I’m pretty stingy on my five star ratings. Five stars means you wowed me; you expanded beyond the genre and gave me something I’ll want to read again. This book did both those things, and what’s even cooler is that the author perfectly captured the city of Tempe, Arizona where I grew up.
Hearne did a great job integrating things, including Arizona locations and culture, Celtic legends and lore, and even some Indian mythos in the mix. Atticus was something of an eternal college kid, but the humor in the writing was so infectious, I pretty much just embraced it. His Irish wolfhound was hysterical with his fascination with Genghis Khan and poodles, and the entire Celtic pantheon were a hoot. I particularly liked “the Morrigan,” the sexy goddess of death.
The action was fast-paced, as was the dialogue and overall style of the book. This is urban fantasy at it’s finest, with an immediate threat and a lot of finagling with supernatural entities in order to survive. A touch of romance, a good heaping of humor, and lots of monster blood. What made this book different was the druidic aspect, as well as the setting.
Title: Duma Key
Author: Stephen King
Publisher: Pocket Books
Rating: 5 out of 5 stars
This book is classic Stephen King. There’s ghosts, monsters, and shifting reality alone with phantom limbs and the mystery of the brain after trauma. As a hobbyist who dabbles in art, I also appreciated the creative aspects of the book. Remember Dorian Gray, who could paint himself young? Yeah, this is kinda like that.
I’ve always found the brain fascinating, so coupling that mystery together with weird psychic stuff and ghosts was a perfect mix. I also like that King took what would not normally be considered a scary place–the Florida Keys–and still managed to make it scary. The main character isn’t immediately likeable, but he grows on you.
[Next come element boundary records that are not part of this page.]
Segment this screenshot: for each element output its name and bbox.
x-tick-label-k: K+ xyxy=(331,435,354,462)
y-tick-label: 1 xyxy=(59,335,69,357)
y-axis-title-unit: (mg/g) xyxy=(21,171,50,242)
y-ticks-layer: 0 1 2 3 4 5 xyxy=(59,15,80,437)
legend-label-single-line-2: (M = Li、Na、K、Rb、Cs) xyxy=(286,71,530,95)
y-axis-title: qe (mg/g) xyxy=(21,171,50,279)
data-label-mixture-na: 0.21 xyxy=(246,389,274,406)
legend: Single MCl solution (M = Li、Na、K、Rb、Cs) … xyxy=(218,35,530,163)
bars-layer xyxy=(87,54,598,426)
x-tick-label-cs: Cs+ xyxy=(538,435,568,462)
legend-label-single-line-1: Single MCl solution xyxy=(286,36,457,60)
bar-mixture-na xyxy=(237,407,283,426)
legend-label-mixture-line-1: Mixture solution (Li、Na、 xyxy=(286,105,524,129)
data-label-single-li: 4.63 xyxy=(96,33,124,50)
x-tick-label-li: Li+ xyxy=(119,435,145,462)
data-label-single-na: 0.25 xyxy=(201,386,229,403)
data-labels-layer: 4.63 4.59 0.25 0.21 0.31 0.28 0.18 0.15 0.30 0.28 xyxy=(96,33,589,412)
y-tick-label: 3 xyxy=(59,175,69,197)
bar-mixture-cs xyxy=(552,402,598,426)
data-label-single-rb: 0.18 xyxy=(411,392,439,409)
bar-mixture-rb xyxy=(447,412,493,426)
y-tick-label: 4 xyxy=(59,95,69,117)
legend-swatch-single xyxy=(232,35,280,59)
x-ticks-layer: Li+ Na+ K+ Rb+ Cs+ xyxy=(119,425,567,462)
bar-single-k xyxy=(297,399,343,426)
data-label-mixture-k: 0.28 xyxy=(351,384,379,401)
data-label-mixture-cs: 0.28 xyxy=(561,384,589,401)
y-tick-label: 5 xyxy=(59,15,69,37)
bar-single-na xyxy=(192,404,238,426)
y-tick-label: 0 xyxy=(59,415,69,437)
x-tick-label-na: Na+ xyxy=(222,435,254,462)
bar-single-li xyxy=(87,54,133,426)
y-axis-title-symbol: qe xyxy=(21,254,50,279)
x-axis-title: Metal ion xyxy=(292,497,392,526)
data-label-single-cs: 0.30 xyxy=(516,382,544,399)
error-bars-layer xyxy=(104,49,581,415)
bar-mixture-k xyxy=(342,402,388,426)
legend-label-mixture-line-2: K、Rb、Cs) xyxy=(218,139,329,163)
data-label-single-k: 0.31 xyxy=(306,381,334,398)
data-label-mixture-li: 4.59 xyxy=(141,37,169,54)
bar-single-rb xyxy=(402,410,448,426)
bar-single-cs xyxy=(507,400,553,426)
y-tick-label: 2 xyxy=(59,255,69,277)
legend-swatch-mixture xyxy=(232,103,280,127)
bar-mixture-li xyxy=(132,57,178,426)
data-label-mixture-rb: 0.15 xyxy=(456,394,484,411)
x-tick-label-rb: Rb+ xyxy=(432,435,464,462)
King also makes excellent use of his trademark narrative voice and foreshadowing.
This is not an action-packed book, but there’s enough strangeness to keep the reader engaged. If you liked Dead Zone or Insomnia or even Pet Cemetery, you’ll enjoy this one.
Title: Game of Thrones
Author: George R. R. Martin
Series: A Song of Ice and Fire (#1)
Rating: 4 out of 5 stars
Okay, so I finally did it. After far too many fellow fantasy readers and friends cajoling and pestering me, I finally opened up the first book in GRRM’s monster series, “A Game of Thrones,” and began reading it. “It’s so great!” they said. “Don’t grow attached to any of the characters!” they said.
My reaction? Meh. It’s okay. Just okay.
The writing quality overall is good. I can’t find any fault with GRRM on that, and that’s why I gave the book four stars. And so far I like the world that he’s built. But the characters…yeah, I’m not feeling them. Which I guess is just as well.
I think there was only one character that I felt much of anything for, and I’ll keep in mind that this writer likes to kill off his characters. I think GRRM may have shot himself in the foot on that one. It’s one thing to kill off a lot of characters (like Stephen King, for example). But even horror writers know when to keep certain ones alive in order to keep their fans loyal. GRRM has made such a reputation now of being a ruthless killer that I think it puts off a lot of readers from even picking up one of his books. I know it did me, and I’m still not convinced I want to read Book 2. I don’t get what the fuss is about, and at the moment, I think I might enjoy the HBO series more. At least then I can ogle Sean Bean.
As far as the plot itself . . . this is where it felt more like same old same old fantasy. I see the potential with the dragons and the wild things and winter coming, but it felt like it was taking forever for things to get going. Maybe just me? It very well could be the classic issue that books with large casts spread over the world struggle with, as readers of Robert Jordan would know. At least in this case, I saw subplots being wrapped up before the end of the book, leaving only the larger arcs to be dealt with in later books. This to me was a strength.
So now I’m left with the question. Should I actually take time to read the next book? It’s like you have to take a serious commitment to these things at over 1000 pages apiece. I’m not sure I’m feeling that dedicated.
For now, I’ll probably move on to other projects. And maybe I’ll check out an episode on HBO Go or something.